[ExI] Joule currency (Re: Banking, corporations, and rights)

Eric Messick eric at m056832107.syzygy.com
Fri Feb 25 18:18:16 UTC 2011


Kelly Anderson wrote (re: fractional reserve banking):
>I guess the real problem is understanding the alternatives. There just
>isn't enough physical gold to run the economy (unless gold were
>$1000000 an ounce or something... which would make the industrial use
>of gold prohibitive... which would have its own downsides)

I propose the Joule as the future unit of currency.

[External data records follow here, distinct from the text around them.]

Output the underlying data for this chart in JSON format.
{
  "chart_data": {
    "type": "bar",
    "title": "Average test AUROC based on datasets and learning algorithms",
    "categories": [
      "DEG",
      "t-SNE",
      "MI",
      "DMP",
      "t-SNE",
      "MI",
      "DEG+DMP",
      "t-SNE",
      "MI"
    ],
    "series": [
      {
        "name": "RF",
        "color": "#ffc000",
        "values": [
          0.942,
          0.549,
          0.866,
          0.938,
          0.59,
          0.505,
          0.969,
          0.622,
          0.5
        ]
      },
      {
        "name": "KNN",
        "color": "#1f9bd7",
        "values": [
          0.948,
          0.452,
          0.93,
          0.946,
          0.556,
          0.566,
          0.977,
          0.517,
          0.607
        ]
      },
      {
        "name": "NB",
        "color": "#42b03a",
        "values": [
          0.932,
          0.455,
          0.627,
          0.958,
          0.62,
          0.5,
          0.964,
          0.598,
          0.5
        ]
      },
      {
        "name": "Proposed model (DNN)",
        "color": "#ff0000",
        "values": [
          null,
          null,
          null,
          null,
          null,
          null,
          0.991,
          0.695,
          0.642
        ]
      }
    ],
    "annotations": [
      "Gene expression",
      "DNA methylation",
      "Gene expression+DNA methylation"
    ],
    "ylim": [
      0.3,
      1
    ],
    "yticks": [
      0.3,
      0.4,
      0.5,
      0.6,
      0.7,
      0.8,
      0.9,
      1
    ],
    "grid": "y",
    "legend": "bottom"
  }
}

What you want is a money supply that grows along with your economy, so
you don't have deflation.  Fractional reserve is supposed to provide
that growth, but it has the potential for abuse.  Economists have been
thinking about "commodity bundle" currencies as a replacement for the
gold standard, but things would have to be moved into and out of the
bundle as technologies and needs change.

In essence, the Joule acts as a single commodity, just like gold.
Want to print more money?  Go out and bring some energy production
online.  Manufacturing, even distributed manufacturing by
nano-factories, requires energy.  The cost of manufactured goods would
be the energy cost of creating them, plus some extra for the materials
and design.  You can transform materials from one form to another, at
an energy cost.  The higher energy forms would be more expensive.

Oil companies might like this, and be willing to back it.  It
basically turns them into money printers.  There might be a shift in
attitude though.  "Hey wait!  We're pumping money out of the ground,
then BURNING it?!"  Ultimately, it should get people thinking about
renewable energy resources, maybe even funding solar power satellites.

There are some details to work out (in addition to the question of
transitioning to this).  What would a banknote be?  "SpacePowerCo will
redeem this note for 100,000 Joules of electric power delivered to
bearer over existing infrastructure."  Power producers would issue
such notes at the rate at which they produce power, but the note is
for future power production.  How far into the future are they allowed
to issue notes for?  Perhaps the notes need a redemption time range.
Would you take a note for power you can only redeem in 10 years?  They
could be issued to finance construction of new power sources.

I think we could scrap fractional reserve banking if we went to this
scheme, and avoid the incentive to inflate the currency.  The banks,
of course, won't go for it.

Is this something worth thinking about?